The study, released on Tuesday and conducted with research firm Omdia, found that mid-sized manufacturers, those generating between $500m and $1bn, lose an average of $11.28m each year due to downtime, poor data visibility, and interoperability challenges. Large manufacturers reported average annual losses of about $45m, while smaller companies said they lost about $2.87m annually.
The report noted that manufacturers are struggling with legacy systems that increase complexity, limit operational flexibility, and drive maintenance and compliance costs.
The Executive Vice President for Industrial Automation at Schneider Electric, Barbara Frei, said the growing reliance on closed systems has become a major obstacle to digital transformation.
“Closed automation limits choice, slows innovation and puts manufacturers at a disadvantage in a highly competitive market,” Frei said.
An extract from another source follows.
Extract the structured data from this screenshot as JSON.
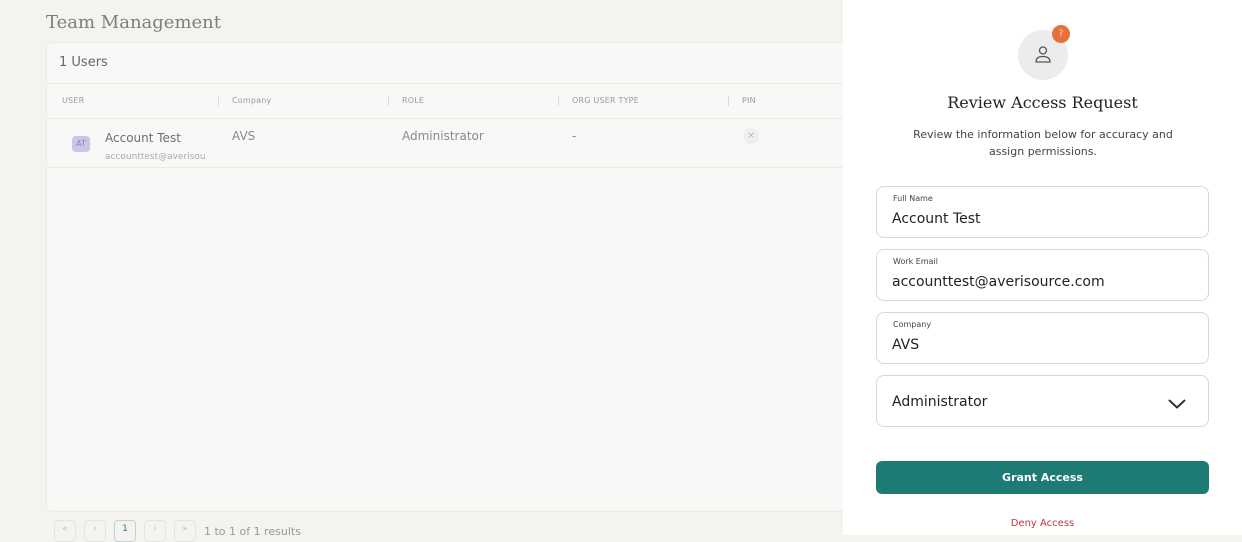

The findings were drawn from a survey of 400 senior decision-makers across the Americas, Europe, Africa, and the Asia-Pacific region, covering industries such as food and beverage, pharmaceuticals, mining, oil and gas, and manufacturing equipment.
Schneider Electric said open automation could help manufacturers cut system integration complexity, improve data flow, and create new opportunities for cost savings and innovation.
The Principal Analyst at Omdia, Anna Ahrens, said the financial and competitive pressure on manufacturers makes flexibility critical.
“In a world where product life cycles shrink, supply chains fracture and talent gaps widen, agility and flexibility aren’t optional. They are survival. Every quarter a business delays addressing the cost of closed automation ecosystems is another $1m-plus in lost value,” she said.
The research is based on ten C-suite interviews across industries and a global survey of 320 participants in the energy, chemicals, manufacturing, mining, warehousing, water, wastewater, and waste sectors, conducted between September and October 2025.